By Douglas Rushkoff. Published in The Feature on 30 April 2004

Just last week, it looked like a Fed rate hike or the cooling of China’s markets were Wall Street’s biggest worries. Now, corporate malfeasance has roared back into the headlines.

Nortel Networks Corporation is reviving both professional and personal investors’ worst fears that the accounting woes of the Tyco/Enron Era are not really behind us, and that they’ve come to roost smack in the middle of the telecommunications industry.

Indeed, the Canadian telecommunications giant fired its CEO Frank Dunn, Chief Financial Officer Douglas Beatty and Controller Michael Gollogly “for cause” earlier this week, at least in part because they overstated the company’s 2003 earnings by 50%. Restatements for the previous three years are forthcoming.

The news sent chills down more than a few spines, prompting Standard & Poor’s to cut Nortel’s ratings well below junk to B-, and bringing other issues in the sector down for the ride. Lucent’s share price, for one, has dropped precipitously along with Nortel as the scandal took shape. Whether the implications for the entire sector will be short lived or more extended has yet to be seen.
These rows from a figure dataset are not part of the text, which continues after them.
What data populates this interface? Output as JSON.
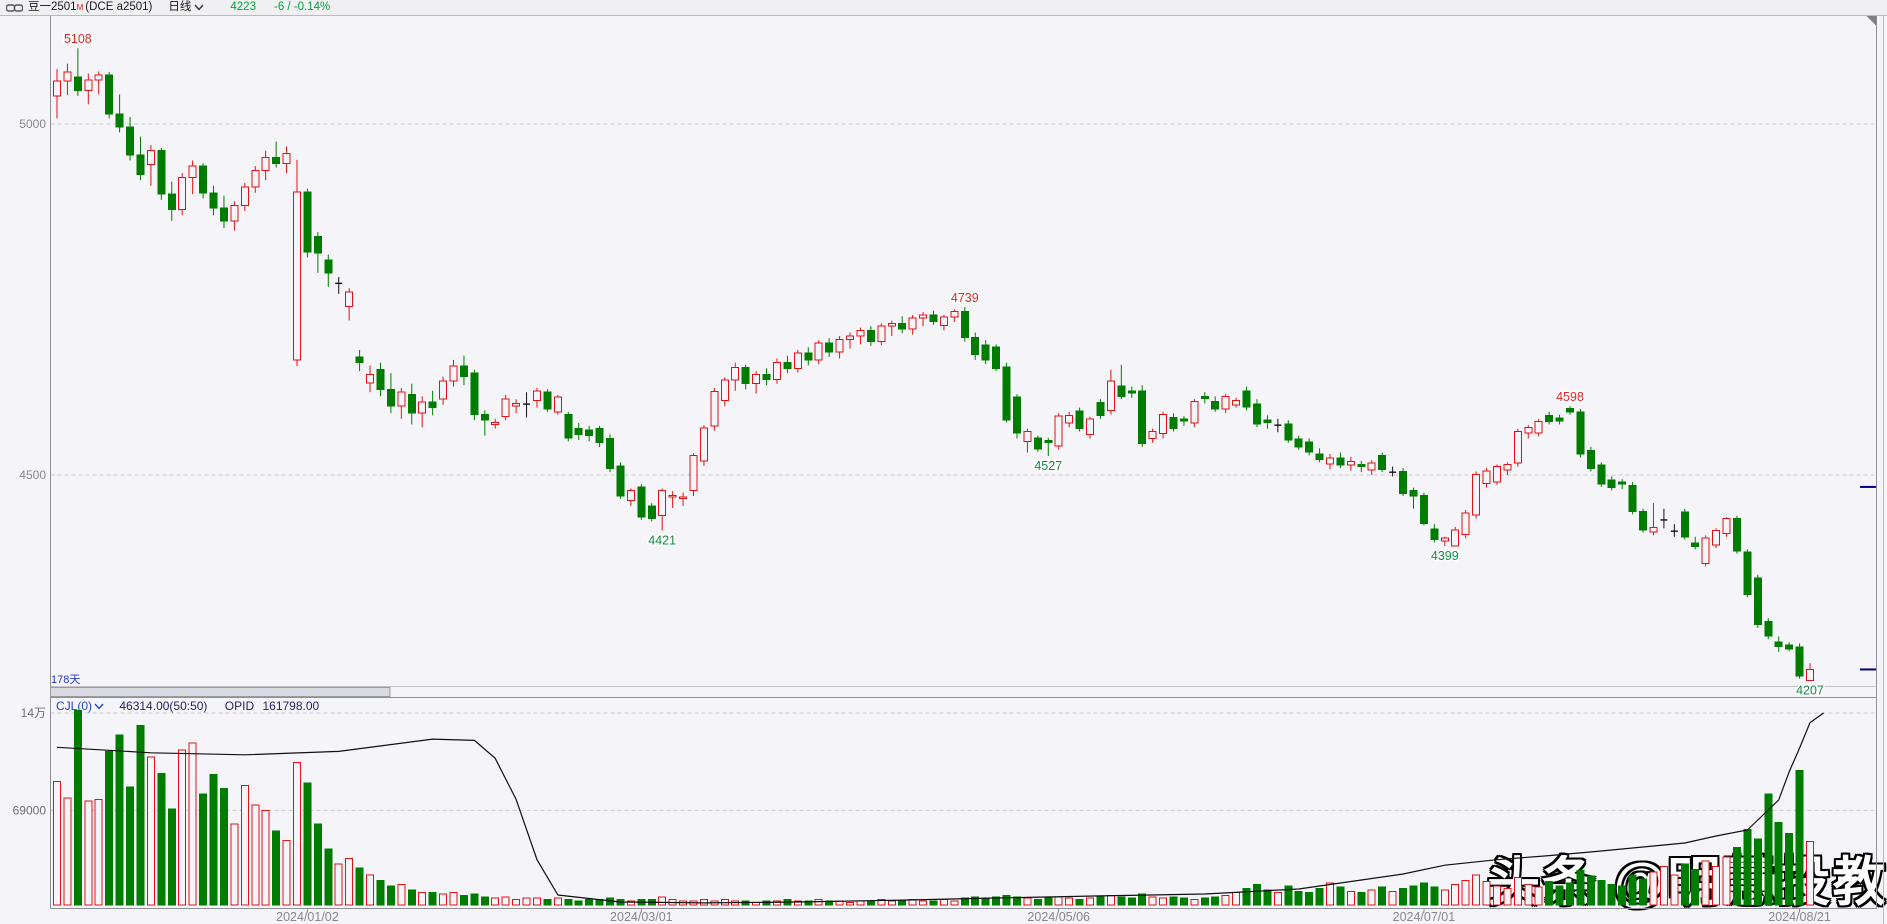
{
  "header": {
    "symbol": "豆一2501",
    "flag": "M",
    "code": "(DCE a2501)",
    "period": "日线",
    "price": "4223",
    "change": "-6 / -0.14%"
  },
  "main_chart": {
    "range_label": "178天"
  },
  "sub_chart": {
    "indicator": "CJL(0)",
    "value": "46314.00(50:50)",
    "opid_label": "OPID",
    "opid_value": "161798.00"
  },
  "watermark": "头条 @明慧投教",
  "colors": {
    "up": "#e11212",
    "down": "#007d00",
    "doji": "#111111",
    "high_label": "#e02424",
    "low_label": "#118a43",
    "accent_blue": "#2244cc",
    "navy_marker": "#00008b",
    "grid": "#c9c9cf",
    "axis": "#8f8f97",
    "text_gray": "#86868c",
    "oi_line": "#101010",
    "bg": "#f5f5f9"
  },
  "chart_data": {
    "type": "candlestick",
    "title": "豆一2501 (DCE a2501) 日线",
    "price_axis": {
      "ticks": [
        {
          "label": "5000",
          "value": 5000
        },
        {
          "label": "4500",
          "value": 4500
        }
      ]
    },
    "volume_axis": {
      "ticks": [
        {
          "label": "14万",
          "value": 140000
        },
        {
          "label": "69000",
          "value": 69000
        }
      ]
    },
    "date_ticks": [
      {
        "label": "2024/01/02",
        "index": 24
      },
      {
        "label": "2024/03/01",
        "index": 56
      },
      {
        "label": "2024/05/06",
        "index": 96
      },
      {
        "label": "2024/07/01",
        "index": 131
      },
      {
        "label": "2024/08/21",
        "index": 167
      }
    ],
    "extreme_labels": [
      {
        "text": "5108",
        "index": 2,
        "price": 5108,
        "kind": "high"
      },
      {
        "text": "4739",
        "index": 87,
        "price": 4739,
        "kind": "high"
      },
      {
        "text": "4598",
        "index": 145,
        "price": 4598,
        "kind": "high"
      },
      {
        "text": "4421",
        "index": 58,
        "price": 4421,
        "kind": "low"
      },
      {
        "text": "4527",
        "index": 95,
        "price": 4527,
        "kind": "low"
      },
      {
        "text": "4399",
        "index": 133,
        "price": 4399,
        "kind": "low"
      },
      {
        "text": "4207",
        "index": 168,
        "price": 4207,
        "kind": "low"
      }
    ],
    "right_price_markers": [
      4483,
      4223
    ],
    "candles": [
      [
        5040,
        5078,
        5008,
        5061
      ],
      [
        5061,
        5086,
        5041,
        5074
      ],
      [
        5067,
        5108,
        5040,
        5048
      ],
      [
        5048,
        5072,
        5028,
        5063
      ],
      [
        5063,
        5075,
        5042,
        5070
      ],
      [
        5070,
        5074,
        5008,
        5014
      ],
      [
        5014,
        5042,
        4988,
        4996
      ],
      [
        4996,
        5010,
        4948,
        4956
      ],
      [
        4956,
        4982,
        4920,
        4928
      ],
      [
        4942,
        4970,
        4912,
        4962
      ],
      [
        4962,
        4966,
        4892,
        4900
      ],
      [
        4900,
        4918,
        4862,
        4878
      ],
      [
        4878,
        4930,
        4870,
        4924
      ],
      [
        4924,
        4948,
        4900,
        4940
      ],
      [
        4940,
        4944,
        4894,
        4902
      ],
      [
        4902,
        4912,
        4870,
        4880
      ],
      [
        4880,
        4898,
        4852,
        4862
      ],
      [
        4862,
        4890,
        4848,
        4884
      ],
      [
        4884,
        4916,
        4876,
        4910
      ],
      [
        4910,
        4940,
        4902,
        4934
      ],
      [
        4934,
        4962,
        4920,
        4952
      ],
      [
        4952,
        4975,
        4938,
        4944
      ],
      [
        4944,
        4968,
        4930,
        4958
      ],
      [
        4664,
        4949,
        4655,
        4903
      ],
      [
        4903,
        4908,
        4810,
        4818
      ],
      [
        4840,
        4846,
        4788,
        4816
      ],
      [
        4806,
        4814,
        4768,
        4788
      ],
      [
        4773,
        4782,
        4758,
        4773
      ],
      [
        4740,
        4766,
        4720,
        4761
      ],
      [
        4668,
        4678,
        4648,
        4660
      ],
      [
        4631,
        4656,
        4618,
        4643
      ],
      [
        4650,
        4660,
        4612,
        4622
      ],
      [
        4622,
        4645,
        4588,
        4598
      ],
      [
        4598,
        4624,
        4580,
        4618
      ],
      [
        4615,
        4630,
        4572,
        4588
      ],
      [
        4588,
        4612,
        4568,
        4604
      ],
      [
        4604,
        4620,
        4585,
        4596
      ],
      [
        4608,
        4640,
        4600,
        4634
      ],
      [
        4634,
        4664,
        4626,
        4655
      ],
      [
        4655,
        4670,
        4628,
        4640
      ],
      [
        4645,
        4650,
        4578,
        4586
      ],
      [
        4586,
        4592,
        4556,
        4578
      ],
      [
        4572,
        4580,
        4566,
        4575
      ],
      [
        4583,
        4614,
        4578,
        4608
      ],
      [
        4598,
        4608,
        4588,
        4602
      ],
      [
        4600,
        4618,
        4582,
        4601
      ],
      [
        4606,
        4624,
        4596,
        4620
      ],
      [
        4618,
        4622,
        4590,
        4594
      ],
      [
        4590,
        4614,
        4586,
        4611
      ],
      [
        4586,
        4590,
        4548,
        4553
      ],
      [
        4566,
        4574,
        4550,
        4558
      ],
      [
        4564,
        4570,
        4548,
        4556
      ],
      [
        4566,
        4570,
        4540,
        4546
      ],
      [
        4552,
        4558,
        4504,
        4509
      ],
      [
        4513,
        4518,
        4466,
        4470
      ],
      [
        4464,
        4481,
        4456,
        4478
      ],
      [
        4483,
        4487,
        4436,
        4440
      ],
      [
        4456,
        4460,
        4434,
        4438
      ],
      [
        4442,
        4481,
        4421,
        4478
      ],
      [
        4469,
        4477,
        4453,
        4471
      ],
      [
        4467,
        4475,
        4456,
        4469
      ],
      [
        4478,
        4531,
        4470,
        4528
      ],
      [
        4520,
        4571,
        4513,
        4567
      ],
      [
        4570,
        4624,
        4563,
        4619
      ],
      [
        4606,
        4639,
        4598,
        4635
      ],
      [
        4635,
        4660,
        4620,
        4653
      ],
      [
        4653,
        4657,
        4622,
        4630
      ],
      [
        4630,
        4648,
        4616,
        4643
      ],
      [
        4643,
        4652,
        4628,
        4636
      ],
      [
        4636,
        4666,
        4630,
        4660
      ],
      [
        4660,
        4670,
        4645,
        4652
      ],
      [
        4652,
        4678,
        4646,
        4674
      ],
      [
        4674,
        4682,
        4656,
        4664
      ],
      [
        4664,
        4692,
        4658,
        4688
      ],
      [
        4688,
        4695,
        4668,
        4675
      ],
      [
        4675,
        4698,
        4666,
        4693
      ],
      [
        4693,
        4703,
        4680,
        4698
      ],
      [
        4698,
        4710,
        4686,
        4706
      ],
      [
        4706,
        4712,
        4684,
        4690
      ],
      [
        4690,
        4716,
        4685,
        4712
      ],
      [
        4712,
        4720,
        4698,
        4716
      ],
      [
        4716,
        4726,
        4702,
        4708
      ],
      [
        4708,
        4728,
        4700,
        4724
      ],
      [
        4724,
        4732,
        4712,
        4728
      ],
      [
        4728,
        4734,
        4714,
        4719
      ],
      [
        4713,
        4728,
        4706,
        4725
      ],
      [
        4725,
        4736,
        4718,
        4733
      ],
      [
        4733,
        4739,
        4690,
        4696
      ],
      [
        4696,
        4703,
        4664,
        4672
      ],
      [
        4685,
        4692,
        4658,
        4664
      ],
      [
        4682,
        4686,
        4648,
        4652
      ],
      [
        4654,
        4660,
        4575,
        4578
      ],
      [
        4611,
        4615,
        4552,
        4560
      ],
      [
        4548,
        4566,
        4532,
        4562
      ],
      [
        4553,
        4556,
        4533,
        4537
      ],
      [
        4549,
        4553,
        4527,
        4546
      ],
      [
        4541,
        4588,
        4536,
        4584
      ],
      [
        4574,
        4590,
        4568,
        4585
      ],
      [
        4591,
        4596,
        4562,
        4566
      ],
      [
        4558,
        4583,
        4552,
        4580
      ],
      [
        4603,
        4608,
        4580,
        4585
      ],
      [
        4592,
        4650,
        4586,
        4634
      ],
      [
        4627,
        4657,
        4608,
        4612
      ],
      [
        4620,
        4626,
        4610,
        4617
      ],
      [
        4620,
        4628,
        4540,
        4545
      ],
      [
        4552,
        4566,
        4546,
        4562
      ],
      [
        4559,
        4590,
        4552,
        4586
      ],
      [
        4582,
        4588,
        4562,
        4566
      ],
      [
        4580,
        4584,
        4570,
        4577
      ],
      [
        4574,
        4608,
        4568,
        4605
      ],
      [
        4612,
        4618,
        4602,
        4609
      ],
      [
        4605,
        4612,
        4590,
        4594
      ],
      [
        4594,
        4615,
        4588,
        4612
      ],
      [
        4600,
        4610,
        4596,
        4606
      ],
      [
        4620,
        4626,
        4592,
        4597
      ],
      [
        4601,
        4608,
        4568,
        4573
      ],
      [
        4578,
        4585,
        4566,
        4575
      ],
      [
        4571,
        4580,
        4561,
        4571
      ],
      [
        4573,
        4578,
        4546,
        4550
      ],
      [
        4551,
        4556,
        4536,
        4540
      ],
      [
        4547,
        4552,
        4528,
        4533
      ],
      [
        4530,
        4538,
        4518,
        4522
      ],
      [
        4516,
        4530,
        4508,
        4524
      ],
      [
        4524,
        4532,
        4510,
        4514
      ],
      [
        4514,
        4526,
        4506,
        4519
      ],
      [
        4515,
        4520,
        4504,
        4512
      ],
      [
        4507,
        4521,
        4500,
        4517
      ],
      [
        4528,
        4532,
        4504,
        4508
      ],
      [
        4505,
        4512,
        4498,
        4504
      ],
      [
        4505,
        4510,
        4470,
        4474
      ],
      [
        4478,
        4482,
        4452,
        4470
      ],
      [
        4471,
        4475,
        4428,
        4431
      ],
      [
        4423,
        4430,
        4404,
        4408
      ],
      [
        4406,
        4412,
        4399,
        4410
      ],
      [
        4399,
        4426,
        4399,
        4422
      ],
      [
        4415,
        4450,
        4410,
        4446
      ],
      [
        4443,
        4505,
        4438,
        4501
      ],
      [
        4488,
        4510,
        4482,
        4506
      ],
      [
        4490,
        4515,
        4486,
        4512
      ],
      [
        4507,
        4518,
        4500,
        4515
      ],
      [
        4517,
        4566,
        4512,
        4562
      ],
      [
        4560,
        4571,
        4552,
        4568
      ],
      [
        4560,
        4580,
        4555,
        4576
      ],
      [
        4585,
        4590,
        4572,
        4576
      ],
      [
        4581,
        4586,
        4572,
        4577
      ],
      [
        4595,
        4598,
        4586,
        4590
      ],
      [
        4590,
        4594,
        4525,
        4530
      ],
      [
        4535,
        4540,
        4505,
        4509
      ],
      [
        4514,
        4518,
        4483,
        4487
      ],
      [
        4493,
        4498,
        4478,
        4482
      ],
      [
        4490,
        4494,
        4480,
        4487
      ],
      [
        4485,
        4490,
        4444,
        4448
      ],
      [
        4448,
        4452,
        4418,
        4422
      ],
      [
        4419,
        4460,
        4414,
        4425
      ],
      [
        4436,
        4452,
        4424,
        4436
      ],
      [
        4421,
        4430,
        4412,
        4420
      ],
      [
        4447,
        4452,
        4408,
        4412
      ],
      [
        4403,
        4412,
        4394,
        4398
      ],
      [
        4374,
        4414,
        4370,
        4410
      ],
      [
        4400,
        4424,
        4396,
        4421
      ],
      [
        4417,
        4440,
        4412,
        4438
      ],
      [
        4438,
        4442,
        4388,
        4392
      ],
      [
        4390,
        4394,
        4326,
        4330
      ],
      [
        4353,
        4358,
        4282,
        4287
      ],
      [
        4291,
        4296,
        4266,
        4271
      ],
      [
        4262,
        4270,
        4248,
        4256
      ],
      [
        4258,
        4262,
        4249,
        4252
      ],
      [
        4255,
        4260,
        4210,
        4214
      ],
      [
        4207,
        4232,
        4207,
        4223
      ]
    ],
    "volumes": [
      90000,
      78000,
      142000,
      76000,
      77000,
      112000,
      124000,
      86000,
      131000,
      108000,
      96000,
      70000,
      113000,
      118000,
      81000,
      95000,
      85000,
      59000,
      87000,
      73000,
      69000,
      54000,
      47000,
      104000,
      89000,
      59000,
      41000,
      30000,
      34000,
      27000,
      22000,
      18000,
      14000,
      15000,
      11000,
      9000,
      9000,
      8000,
      9000,
      7000,
      8000,
      6000,
      5000,
      6000,
      4000,
      5000,
      5000,
      4000,
      5000,
      4000,
      3000,
      4000,
      4000,
      5000,
      4000,
      3000,
      4000,
      4000,
      6000,
      4000,
      3000,
      3000,
      4000,
      3000,
      4000,
      3000,
      3000,
      2000,
      3000,
      3000,
      4000,
      3000,
      3000,
      4000,
      3000,
      3000,
      2000,
      3000,
      3000,
      4000,
      3000,
      3000,
      4000,
      3000,
      3000,
      4000,
      3000,
      5000,
      6000,
      5000,
      6000,
      7000,
      6000,
      5000,
      4000,
      5000,
      6000,
      5000,
      4000,
      5000,
      6000,
      7000,
      6000,
      5000,
      8000,
      6000,
      5000,
      6000,
      5000,
      4000,
      5000,
      6000,
      7000,
      9000,
      12000,
      15000,
      11000,
      9000,
      14000,
      10000,
      9000,
      12000,
      16000,
      13000,
      10000,
      9000,
      11000,
      13000,
      10000,
      12000,
      14000,
      16000,
      13000,
      11000,
      15000,
      18000,
      22000,
      17000,
      14000,
      12000,
      20000,
      15000,
      13000,
      17000,
      14000,
      16000,
      25000,
      21000,
      18000,
      15000,
      14000,
      22000,
      19000,
      24000,
      28000,
      22000,
      30000,
      26000,
      32000,
      28000,
      35000,
      42000,
      55000,
      48000,
      81000,
      60000,
      52000,
      98000,
      46314
    ],
    "open_interest_line": [
      [
        0,
        115000
      ],
      [
        9,
        111000
      ],
      [
        18,
        109500
      ],
      [
        27,
        112000
      ],
      [
        36,
        121000
      ],
      [
        40,
        120000
      ],
      [
        42,
        107000
      ],
      [
        44,
        77000
      ],
      [
        46,
        33000
      ],
      [
        48,
        7300
      ],
      [
        54,
        2200
      ],
      [
        62,
        1500
      ],
      [
        71,
        2200
      ],
      [
        81,
        3600
      ],
      [
        90,
        5100
      ],
      [
        100,
        6600
      ],
      [
        110,
        8000
      ],
      [
        119,
        11700
      ],
      [
        129,
        22600
      ],
      [
        133,
        29000
      ],
      [
        138,
        33000
      ],
      [
        143,
        36000
      ],
      [
        148,
        39400
      ],
      [
        153,
        43000
      ],
      [
        156,
        45200
      ],
      [
        159,
        50300
      ],
      [
        162,
        54700
      ],
      [
        163,
        62000
      ],
      [
        165,
        76600
      ],
      [
        166,
        97000
      ],
      [
        167,
        114500
      ],
      [
        168,
        133000
      ],
      [
        169.3,
        140000
      ]
    ]
  }
}
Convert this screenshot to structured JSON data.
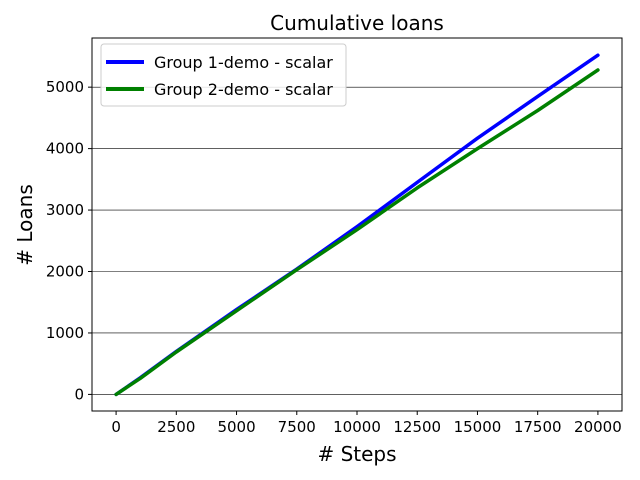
{
  "chart_data": {
    "type": "line",
    "title": "Cumulative loans",
    "xlabel": "# Steps",
    "ylabel": "# Loans",
    "xlim": [
      -1000,
      21000
    ],
    "ylim": [
      -270,
      5800
    ],
    "xticks": [
      0,
      2500,
      5000,
      7500,
      10000,
      12500,
      15000,
      17500,
      20000
    ],
    "xtick_labels": [
      "0",
      "2500",
      "5000",
      "7500",
      "10000",
      "12500",
      "15000",
      "17500",
      "20000"
    ],
    "yticks": [
      0,
      1000,
      2000,
      3000,
      4000,
      5000
    ],
    "ytick_labels": [
      "0",
      "1000",
      "2000",
      "3000",
      "4000",
      "5000"
    ],
    "grid": "horizontal",
    "legend_position": "top-left",
    "series": [
      {
        "name": "Group 1-demo - scalar",
        "color": "#0000ff",
        "x": [
          0,
          1000,
          2500,
          5000,
          7500,
          10000,
          12500,
          15000,
          17500,
          20000
        ],
        "y": [
          0,
          270,
          700,
          1380,
          2040,
          2730,
          3450,
          4170,
          4850,
          5520
        ]
      },
      {
        "name": "Group 2-demo - scalar",
        "color": "#008000",
        "x": [
          0,
          1000,
          2500,
          5000,
          7500,
          10000,
          12500,
          15000,
          17500,
          20000
        ],
        "y": [
          0,
          260,
          690,
          1360,
          2030,
          2680,
          3360,
          4000,
          4620,
          5280
        ]
      }
    ]
  }
}
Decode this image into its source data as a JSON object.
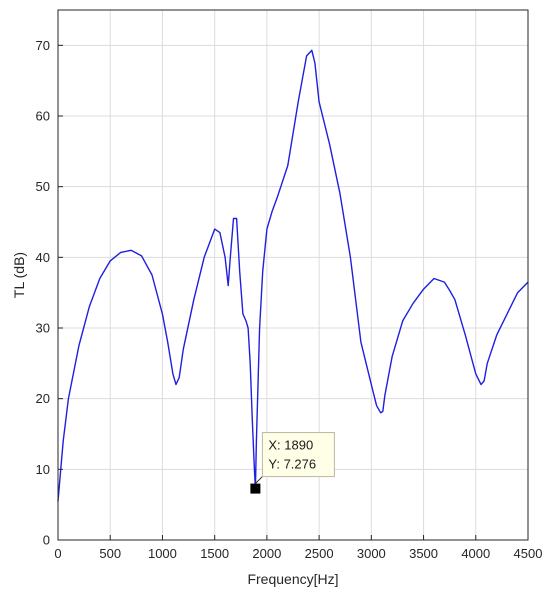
{
  "chart_data": {
    "type": "line",
    "title": "",
    "xlabel": "Frequency[Hz]",
    "ylabel": "TL (dB)",
    "xlim": [
      0,
      4500
    ],
    "ylim": [
      0,
      75
    ],
    "xticks": [
      0,
      500,
      1000,
      1500,
      2000,
      2500,
      3000,
      3500,
      4000,
      4500
    ],
    "yticks": [
      0,
      10,
      20,
      30,
      40,
      50,
      60,
      70
    ],
    "grid": true,
    "legend": "none",
    "line_color": "#1f1fe0",
    "series": [
      {
        "x": [
          0,
          50,
          100,
          200,
          300,
          400,
          500,
          600,
          700,
          800,
          900,
          1000,
          1050,
          1100,
          1130,
          1160,
          1200,
          1300,
          1400,
          1500,
          1550,
          1600,
          1630,
          1650,
          1680,
          1710,
          1740,
          1770,
          1800,
          1820,
          1840,
          1860,
          1880,
          1890,
          1900,
          1930,
          1960,
          2000,
          2050,
          2100,
          2200,
          2300,
          2380,
          2430,
          2460,
          2500,
          2600,
          2700,
          2800,
          2900,
          3000,
          3050,
          3090,
          3110,
          3130,
          3200,
          3300,
          3400,
          3500,
          3600,
          3700,
          3750,
          3800,
          3900,
          4000,
          4050,
          4080,
          4110,
          4200,
          4300,
          4400,
          4500
        ],
        "y": [
          5.5,
          14,
          20,
          27.5,
          33,
          37,
          39.5,
          40.7,
          41,
          40.2,
          37.5,
          32,
          28,
          23.5,
          22,
          23,
          27,
          34,
          40,
          44,
          43.5,
          40,
          36,
          40,
          45.5,
          45.5,
          38,
          32,
          31,
          30,
          25,
          17,
          10,
          7.3,
          14,
          30,
          38,
          44,
          46.5,
          48.5,
          53,
          62,
          68.5,
          69.3,
          67.5,
          62,
          56,
          49,
          40,
          28,
          22,
          19,
          18,
          18.2,
          20.5,
          26,
          31,
          33.5,
          35.5,
          37,
          36.5,
          35.3,
          34,
          29,
          23.5,
          22,
          22.5,
          25,
          29,
          32,
          35,
          36.5
        ]
      }
    ],
    "datatip": {
      "x_text": "X: 1890",
      "y_text": "Y: 7.276",
      "x": 1890,
      "y": 7.276
    }
  }
}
What’s particularly irksome about Nortel’s misstatements and subsequent purges is that there was little or need for Nortel’s executives to have lied. The company had begun a true turnaround under Frank Dunn - at least as far as new orders were concerned. In fact, Nortel and Lucent’s recent orders from Eastern Europe and China, along with new hiring in the hi tech sector, appeared to indicate brighter days ahead for the entire telecommunications industry - and the people who invest in their stocks.

Some analysts are already blaming an executive bonus scheme based on quarterly results as motive for the executives to have cooked their books, leading many to recall the worst scandals of the era. Now, it is up to the telecommunications industry to prove not only that its bottom line can remain in the black, but that it adds up at all.